Ponieważ dla Filipa Konwisarza, Igora Majchera, Mateusza Krzywańskiego, Maćka Paliwody, Maćka Polakowskiego, Karola Wodzińskiego, Antka Sandzewicza i Borysa Woźniaka była to pierwsza taka ekspedycja, to w piątek (14.12) w porze obiadowej do tej nadmorskiej miejscowości udali się oni nie tylko z trenerem Dawidem Sandzewiczem, ale także z rodzicami.
Po przyjeździe na zapoznanie z nowym otoczeniem nie było wiele czasu, bowiem młodych zawodników AP Gryf jeszcze tego samego dnia czekały trzy spotkania.
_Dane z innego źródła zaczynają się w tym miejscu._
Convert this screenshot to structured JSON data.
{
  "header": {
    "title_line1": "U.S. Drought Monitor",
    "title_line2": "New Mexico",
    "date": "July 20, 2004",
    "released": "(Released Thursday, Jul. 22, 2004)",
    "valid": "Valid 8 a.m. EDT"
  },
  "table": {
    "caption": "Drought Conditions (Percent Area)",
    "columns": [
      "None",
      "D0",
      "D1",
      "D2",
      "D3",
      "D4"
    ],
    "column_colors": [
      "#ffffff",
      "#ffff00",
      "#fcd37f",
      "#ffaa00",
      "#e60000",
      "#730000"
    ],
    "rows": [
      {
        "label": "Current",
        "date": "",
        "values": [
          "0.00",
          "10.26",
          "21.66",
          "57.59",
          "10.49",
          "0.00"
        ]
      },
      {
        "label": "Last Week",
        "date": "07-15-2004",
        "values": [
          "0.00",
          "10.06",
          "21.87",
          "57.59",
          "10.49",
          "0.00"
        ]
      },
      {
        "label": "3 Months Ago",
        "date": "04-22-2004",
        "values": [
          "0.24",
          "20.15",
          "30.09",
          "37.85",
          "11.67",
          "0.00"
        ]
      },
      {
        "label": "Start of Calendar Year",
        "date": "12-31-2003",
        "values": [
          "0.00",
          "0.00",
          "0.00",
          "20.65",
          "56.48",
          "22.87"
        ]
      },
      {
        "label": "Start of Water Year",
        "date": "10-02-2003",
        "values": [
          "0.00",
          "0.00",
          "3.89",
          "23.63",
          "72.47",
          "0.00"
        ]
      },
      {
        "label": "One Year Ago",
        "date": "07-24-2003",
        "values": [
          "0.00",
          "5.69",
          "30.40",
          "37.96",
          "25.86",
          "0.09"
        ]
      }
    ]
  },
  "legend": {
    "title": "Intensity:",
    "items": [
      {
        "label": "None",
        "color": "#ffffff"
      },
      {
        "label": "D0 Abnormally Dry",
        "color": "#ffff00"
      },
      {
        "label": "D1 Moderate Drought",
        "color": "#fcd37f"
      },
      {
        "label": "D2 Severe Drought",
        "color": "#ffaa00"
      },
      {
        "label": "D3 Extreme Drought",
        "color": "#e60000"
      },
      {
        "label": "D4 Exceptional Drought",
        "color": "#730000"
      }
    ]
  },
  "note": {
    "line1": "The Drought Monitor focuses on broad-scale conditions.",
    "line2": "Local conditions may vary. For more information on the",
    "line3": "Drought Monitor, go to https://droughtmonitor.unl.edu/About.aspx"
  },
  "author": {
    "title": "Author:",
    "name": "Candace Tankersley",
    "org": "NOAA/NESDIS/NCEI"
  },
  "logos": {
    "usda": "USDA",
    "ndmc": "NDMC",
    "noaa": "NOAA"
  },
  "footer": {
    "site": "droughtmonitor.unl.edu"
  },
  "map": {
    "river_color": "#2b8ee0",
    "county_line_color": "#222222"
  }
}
Pierwsze dwa dni rywalizacji to gra systemem każdy z każdym. W tych pojedynkach nasi gracze zaprezentowali się przyzwoicie: dwa razy wygrywając i i pięć razy uznając wyższość rywali. Czasami bardzo niewiele brakowało, aby wynik był inny. Komplet wyników przedstawiał się następująco:
AP Gryf - AP Technik Świdwin 2:4 (bramki: Krzywański, Paliwoda)
AP Gryf - AP Kotwica Kołobrzeg granatowi 1:5 (Krzywański)
AP Gryf - Sparta Gryfice 5:1(Krzywański 3, Sandzewicz, Majcher)
AP Gryf - Mewa Resko 1:2 (Krzywański)
AP Gryf - Arkonia Szczecin 1:7 (Sandzewicz)
AP Gryf - AP Kotwica czerwoni 5:1 (Polakowski, Krzywański, Sandzewicz 3)
AP Gryf - FA Gryfice 2:4 (Sandzewicz, Majcher)
Po rozgrywkach każdy z każdym drużyny zostały podzielone na dwie grupy drużyny: z miejsc 1-4 grały w Lidze Mistrzów a 5-8 w Lidze Europy. Nasza drużyna znalazła się w lidze Europy gdzie zajęła drugie miejsce co w klasyfikacji ogólnej dało szóstą lokatę.
Wyniki niedzielne przedstawiały się następująco:
AP Gryf - Kotwica czerwoni 2:0 (Sandzewicz 2)
AP Gryf - Sparta Gryfice 1:1 (Sandzewicz)
AP Gryf - FA Gryfice 2:2 (Sandzewicz, Majcher)
Ponieważ nie samych graniem człowiek żyje nasi gracze po sobotnich spotkaniach udali się do Kołobrzegu na mały relaks na basen Milenium.
- Był to pierwszy taki turniej powiązany z noclegiem rozrywką oraz graniem. Mam nadzieję, że wrażenia z tego pobytu zostaną w pamięci zawodników jak i rodziców na długo – powiedział po powrocie trener Dawid Sandzewicz.